Below we resample the dataset by taking the mean over each month.
df.select_dtypes(include='number').resample('M').mean().plot(y='T_DAILY_MEAN', marker='o')
/tmp/ipykernel_4793/1287015095.py:1: FutureWarning: 'M' is deprecated and will be removed in a future version, please use 'ME' instead.
df.select_dtypes(include='number').resample('M').mean().plot(y='T_DAILY_MEAN', marker='o')
<Axes: xlabel='LST_DATE'>
df.select_dtypes(include='number').resample('M').std().plot(y='T_DAILY_MEAN', marker='o')
/tmp/ipykernel_4793/2569503248.py:1: FutureWarning: 'M' is deprecated and will be removed in a future version, please use 'ME' instead.
df.select_dtypes(include='number').resample('M').std().plot(y='T_DAILY_MEAN', marker='o')
<Axes: xlabel='LST_DATE'>
Just like with groupby, we can apply any aggregation function to our resample operation.
df.select_dtypes(include='number').resample('M').max().plot(y='T_DAILY_MAX', marker='o')
/tmp/ipykernel_4793/1412777515.py:1: FutureWarning: 'M' is deprecated and will be removed in a future version, please use 'ME' instead.
df.select_dtypes(include='number').resample('M').max().plot(y='T_DAILY_MAX', marker='o')
<Axes: xlabel='LST_DATE'>
Rolling Operations#
The final category of operations applies to “rolling windows”. (See rolling documentation.) We specify a function to apply over a moving window along the index.
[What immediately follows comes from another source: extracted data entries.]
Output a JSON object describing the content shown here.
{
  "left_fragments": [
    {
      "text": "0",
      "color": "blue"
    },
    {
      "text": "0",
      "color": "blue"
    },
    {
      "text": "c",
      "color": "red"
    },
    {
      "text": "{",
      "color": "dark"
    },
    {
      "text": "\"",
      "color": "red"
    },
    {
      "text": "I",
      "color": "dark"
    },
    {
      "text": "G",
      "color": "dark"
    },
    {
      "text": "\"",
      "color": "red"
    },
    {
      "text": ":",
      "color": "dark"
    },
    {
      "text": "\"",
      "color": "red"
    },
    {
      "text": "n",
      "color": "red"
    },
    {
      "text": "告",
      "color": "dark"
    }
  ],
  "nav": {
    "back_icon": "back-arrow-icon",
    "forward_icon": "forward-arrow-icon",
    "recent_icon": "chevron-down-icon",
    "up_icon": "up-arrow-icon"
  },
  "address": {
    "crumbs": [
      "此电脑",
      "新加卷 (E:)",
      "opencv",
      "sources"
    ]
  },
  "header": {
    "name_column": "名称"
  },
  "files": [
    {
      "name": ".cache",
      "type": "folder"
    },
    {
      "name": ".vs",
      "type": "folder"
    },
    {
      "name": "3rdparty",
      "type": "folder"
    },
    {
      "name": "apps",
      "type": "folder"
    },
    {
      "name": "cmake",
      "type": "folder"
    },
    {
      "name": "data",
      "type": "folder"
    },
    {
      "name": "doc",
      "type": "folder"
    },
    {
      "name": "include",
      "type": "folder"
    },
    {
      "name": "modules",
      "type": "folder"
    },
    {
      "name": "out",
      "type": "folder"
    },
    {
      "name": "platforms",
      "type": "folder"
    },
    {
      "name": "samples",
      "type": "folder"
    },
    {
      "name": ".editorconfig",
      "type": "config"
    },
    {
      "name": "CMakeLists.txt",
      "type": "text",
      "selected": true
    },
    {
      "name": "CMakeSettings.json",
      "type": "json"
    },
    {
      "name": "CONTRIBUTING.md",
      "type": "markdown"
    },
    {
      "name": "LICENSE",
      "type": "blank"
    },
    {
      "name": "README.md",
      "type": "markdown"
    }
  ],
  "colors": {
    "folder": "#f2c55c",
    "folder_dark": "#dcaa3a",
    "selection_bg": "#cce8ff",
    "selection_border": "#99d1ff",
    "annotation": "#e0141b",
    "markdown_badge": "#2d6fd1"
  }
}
We specify the size of the window and, optionally, the weights. We also use the keyword centered to tell pandas whether to center the operation around the midpoint of the window.
df.rolling(30, center=True).T_DAILY_MEAN.mean().plot()
df.rolling(30, center=True, win_type='triang').T_DAILY_MEAN.mean().plot()
<Axes: xlabel='LST_DATE'>
df.rolling(30, center=True).T_DAILY_MEAN.max().plot()
<Axes: xlabel='LST_DATE'>